Özellikleri ve Amacı
Gerçek boyutlardaki yaratık 78,5 cm (31 inç) yüksekliğinde ve 129 cm (50 ¾ inç) uzunluğundadır. Balmumu tekniği kullanılarak bronzdan yapılmıştır. Arka tarafı yaylanmaya hazır bir şekilde çömelmiş ve pençeleri tamamen açılmış halde kurbanına saldırmaya neredeyse hazır, gergin bir duruş sergiler. Aslan başı, sırtındaki tüylü sivri uçlarla eşleşen katmanlı üçgen uçlardan oluşan bir yeleye sahiptir ve bu da kıllarla kaplı tehditkâr görünümünü tamamlar. Sırtından çıkıntı yapan keçi başı kanayan bir yaradan dolayı bir tarafa doğru yalpalarken, yılan kuyruğu da, bu son kısım MS 18. yüzyılda günümüze ulaşan bir parçaya dayanılarak yapılan bir restorasyonun ürünü olsa bile, dişlerini göstermeye hazırdır. Yaratığın arka bacağında bir başka kanayan yara daha bulunur.

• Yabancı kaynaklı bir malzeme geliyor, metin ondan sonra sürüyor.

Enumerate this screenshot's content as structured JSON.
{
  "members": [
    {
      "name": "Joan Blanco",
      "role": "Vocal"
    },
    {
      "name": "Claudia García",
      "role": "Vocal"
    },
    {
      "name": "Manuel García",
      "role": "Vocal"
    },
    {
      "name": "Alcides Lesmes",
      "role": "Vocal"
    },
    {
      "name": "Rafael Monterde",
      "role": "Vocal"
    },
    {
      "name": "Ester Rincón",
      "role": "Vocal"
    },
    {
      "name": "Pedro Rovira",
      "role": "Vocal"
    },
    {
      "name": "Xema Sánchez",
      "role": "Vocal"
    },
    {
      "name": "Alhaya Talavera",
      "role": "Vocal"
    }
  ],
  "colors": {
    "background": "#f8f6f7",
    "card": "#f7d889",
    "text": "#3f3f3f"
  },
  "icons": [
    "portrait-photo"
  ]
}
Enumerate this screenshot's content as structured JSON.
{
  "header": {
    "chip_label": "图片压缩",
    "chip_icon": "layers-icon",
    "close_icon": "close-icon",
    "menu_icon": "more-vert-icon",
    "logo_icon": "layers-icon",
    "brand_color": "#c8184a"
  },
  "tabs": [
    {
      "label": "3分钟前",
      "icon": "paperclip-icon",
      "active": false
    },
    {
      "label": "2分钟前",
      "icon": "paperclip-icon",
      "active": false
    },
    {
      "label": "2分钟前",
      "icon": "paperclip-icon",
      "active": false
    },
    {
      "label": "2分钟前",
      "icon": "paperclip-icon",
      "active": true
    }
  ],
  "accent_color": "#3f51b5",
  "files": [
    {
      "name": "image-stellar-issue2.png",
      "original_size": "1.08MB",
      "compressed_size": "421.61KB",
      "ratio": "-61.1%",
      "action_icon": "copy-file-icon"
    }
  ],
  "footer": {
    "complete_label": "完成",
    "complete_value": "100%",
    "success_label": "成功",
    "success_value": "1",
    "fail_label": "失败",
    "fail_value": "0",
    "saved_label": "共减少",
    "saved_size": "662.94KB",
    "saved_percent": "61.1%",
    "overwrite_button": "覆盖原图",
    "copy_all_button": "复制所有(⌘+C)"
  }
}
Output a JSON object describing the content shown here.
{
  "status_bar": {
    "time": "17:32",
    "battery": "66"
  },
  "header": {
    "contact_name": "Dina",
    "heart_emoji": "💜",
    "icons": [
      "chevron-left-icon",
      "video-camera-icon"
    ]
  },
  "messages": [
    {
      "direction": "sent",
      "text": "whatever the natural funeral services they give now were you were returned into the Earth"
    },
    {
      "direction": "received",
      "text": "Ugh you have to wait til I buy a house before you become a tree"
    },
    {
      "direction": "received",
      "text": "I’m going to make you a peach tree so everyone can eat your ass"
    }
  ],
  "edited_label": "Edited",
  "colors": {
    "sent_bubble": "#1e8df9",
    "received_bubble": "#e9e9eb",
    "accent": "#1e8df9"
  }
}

Parça muhtemelen Bellerophon ve Pegasus'u da içeren daha büyük bir kompozisyonun parçasıydı, dolayısıyla kanayan yaralar da buradan gelmektedir. Döküm işlemi sırasında balmumuna kazınmış olan ve ön sağ bacak üzerinde tinscvil ya da 'Tin'e hediye' yazan bir yazıt, bunun Etrüsk panteonunun en yüce tanrısı olan Tin'e (diğer adıyla Tinia), ya tanrıyı yardım etmeye ikna etmek ya da zaten verilmiş olan yardım için teşekkür etmek amacıyla bir sunu olarak tasarlandığını göstermektedir. Adakların tapınak alanlarındaki kutsal sunaklara bırakılması ve hatta gömülmesi, belki de bu güzel Etrüsk heykelinin mucizevi bir şekilde hayatta kalmasını açıklamaktadır.